The sad state of teen summer employment isn’t surprising considering the decline of the overall youth employment rate. A policy report from the Annie E. Casey Foundation on the growing number of teens and young adults both unemployed and not in school – referred to as disconnected youth in the brief – found that such youth were most likely to be from low income families. Specifically,
- 21 percent of low income (under $20,000/household) 16-to-19 year old youth were disconnected compared to 8 percent of their counterparts in families with an income over $100,000; and
- among 20-to 24-year-olds from low income families, 30 percent were not in school or employed,compared to 10 percent of those from families earning $100,000 or more.
The Pennsylvania employment rate for young adults (20 to 24 years old) is approximately 62 percent, for teens 16 to 19, 39 percent.
The authors of the report Youth and Work: Restoring Teen and Young Adult Connections to Opportunity, challenge policy makers to find cooperative cross-system approaches to reconnecting and reengaging youth with education and employment opportunities. An approach that is flexible enough to use the strengths of the community where it operates but based in proven outreach and engagement strategies that go beyond mere job-matching might have a chance, if the funding survives.
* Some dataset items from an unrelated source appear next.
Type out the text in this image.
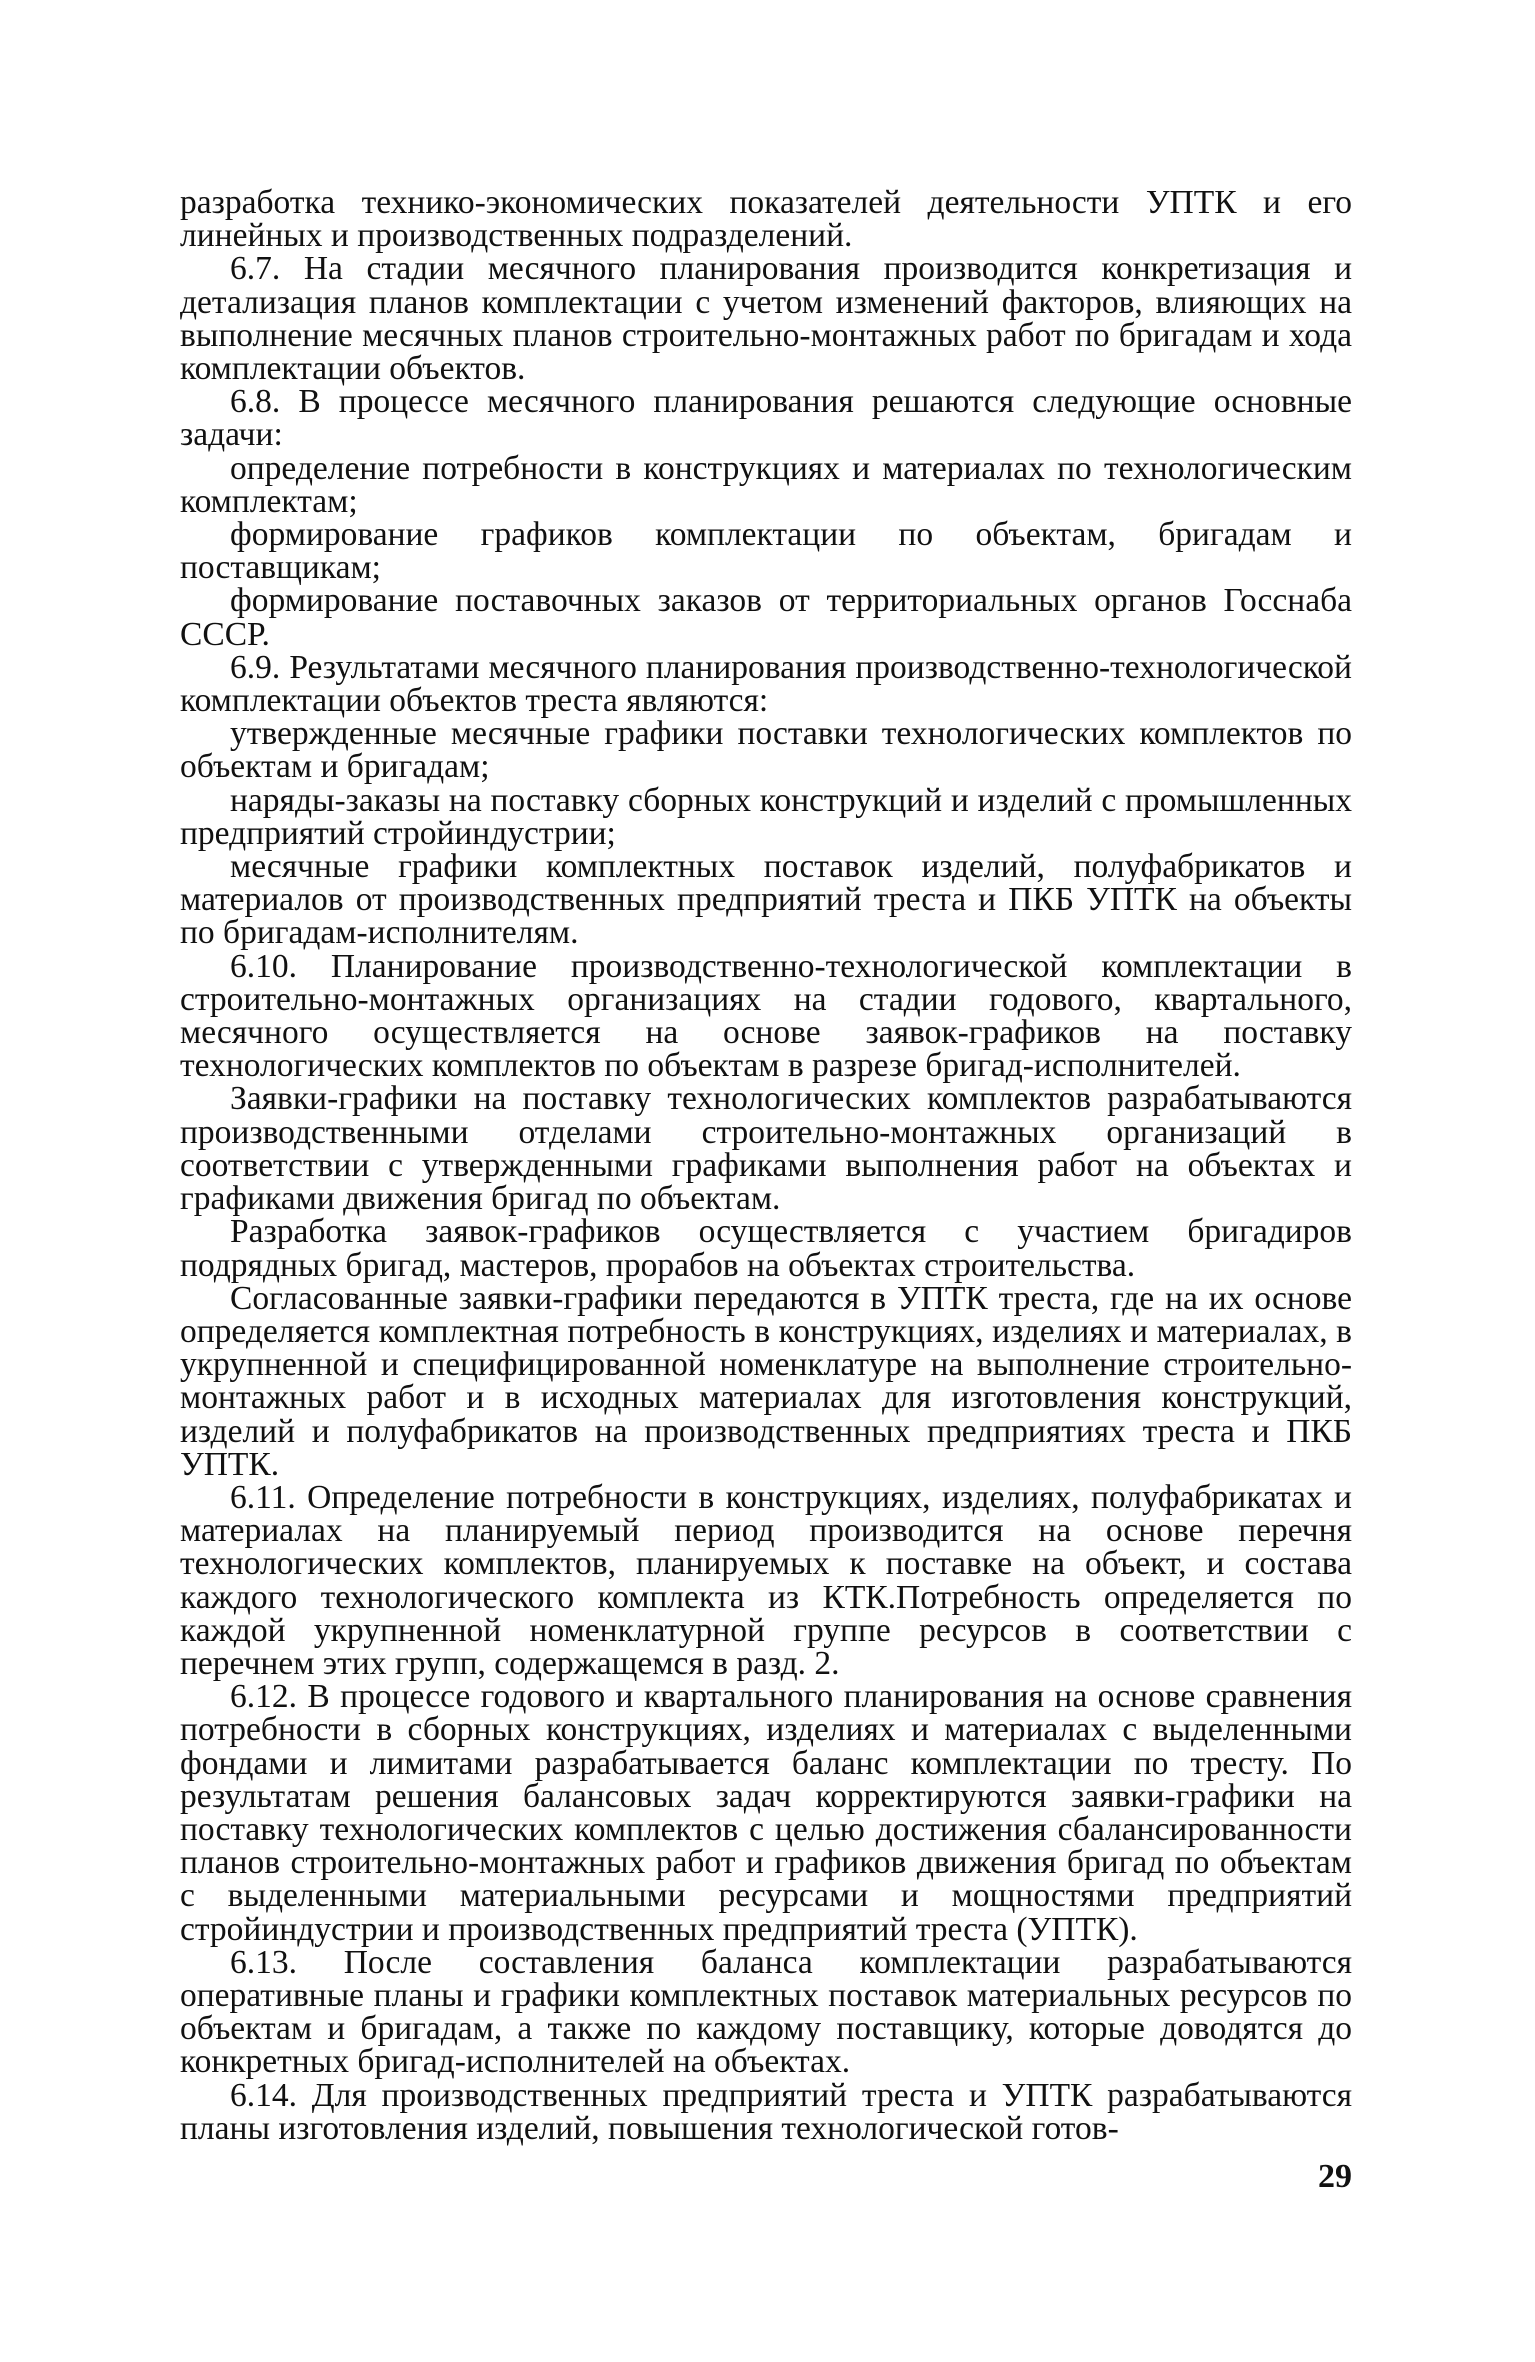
разработка технико-экономических показателей деятельности УПТК и его линейных и производственных подразделений.

6.7. На стадии месячного планирования производится конкретизация и детализация планов комплектации с учетом изменений факторов, влияющих на выполнение месячных планов строительно-монтажных работ по бригадам и хода комплектации объектов.

6.8. В процессе месячного планирования решаются следующие основные задачи:

определение потребности в конструкциях и материалах по технологическим комплектам;

формирование графиков комплектации по объектам, бригадам и поставщикам;

формирование поставочных заказов от территориальных органов Госснаба СССР.

6.9. Результатами месячного планирования производственно-технологической комплектации объектов треста являются:

утвержденные месячные графики поставки технологических комплектов по объектам и бригадам;

наряды-заказы на поставку сборных конструкций и изделий с промышленных предприятий стройиндустрии;

месячные графики комплектных поставок изделий, полуфабрикатов и материалов от производственных предприятий треста и ПКБ УПТК на объекты по бригадам-исполнителям.

6.10. Планирование производственно-технологической комплектации в строительно-монтажных организациях на стадии годового, квартального, месячного осуществляется на основе заявок-графиков на поставку технологических комплектов по объектам в разрезе бригад-исполнителей.

Заявки-графики на поставку технологических комплектов разрабатываются производственными отделами строительно-монтажных организаций в соответствии с утвержденными графиками выполнения работ на объектах и графиками движения бригад по объектам.

Разработка заявок-графиков осуществляется с участием бригадиров подрядных бригад, мастеров, прорабов на объектах строительства.

Согласованные заявки-графики передаются в УПТК треста, где на их основе определяется комплектная потребность в конструкциях, изделиях и материалах, в укрупненной и специфицированной номенклатуре на выполнение строительно-монтажных работ и в исходных материалах для изготовления конструкций, изделий и полуфабрикатов на производственных предприятиях треста и ПКБ УПТК.

6.11. Определение потребности в конструкциях, изделиях, полуфабрикатах и материалах на планируемый период производится на основе перечня технологических комплектов, планируемых к поставке на объект, и состава каждого технологического комплекта из КТК.Потребность определяется по каждой укрупненной номенклатурной группе ресурсов в соответствии с перечнем этих групп, содержащемся в разд. 2.

6.12. В процессе годового и квартального планирования на основе сравнения потребности в сборных конструкциях, изделиях и материалах с выделенными фондами и лимитами разрабатывается баланс комплектации по тресту. По результатам решения балансовых задач корректируются заявки-графики на поставку технологических комплектов с целью достижения сбалансированности планов строительно-монтажных работ и графиков движения бригад по объектам с выделенными материальными ресурсами и мощностями предприятий стройиндустрии и производственных предприятий треста (УПТК).

6.13. После составления баланса комплектации разрабатываются оперативные планы и графики комплектных поставок материальных ресурсов по объектам и бригадам, а также по каждому поставщику, которые доводятся до конкретных бригад-исполнителей на объектах.

6.14. Для производственных предприятий треста и УПТК разрабатываются планы изготовления изделий, повышения технологической готов-

29
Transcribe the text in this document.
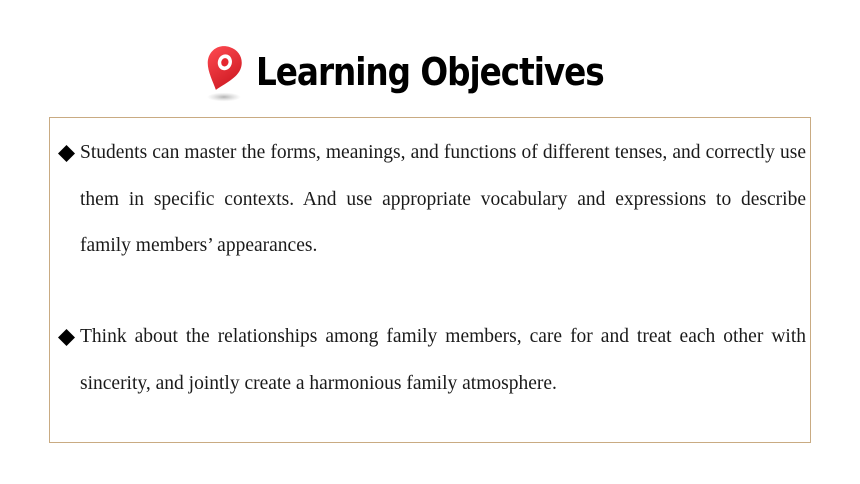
Learning Objectives

Students can master the forms, meanings, and functions of different tenses, and correctly use them in specific contexts. And use appropriate vocabulary and expressions to describe family members’ appearances.

Think about the relationships among family members, care for and treat each other with sincerity, and jointly create a harmonious family atmosphere.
If you are interested in learning more about models of youth employment initiatives check out Best Practices for Youth Employment Programs:A Synthesis of Current Research from What Works, Wisconsin.
*Source: Andrew Sum, Ishwar Khatiwada, Walter McHugh, and Sheila Palma, The Dismal State of the Nation’s Teen Summer Job Market, 2008-2012, and the Outlook for the Summer of 2013, Center for Labor Market Studies, Northeastern University, May 2013.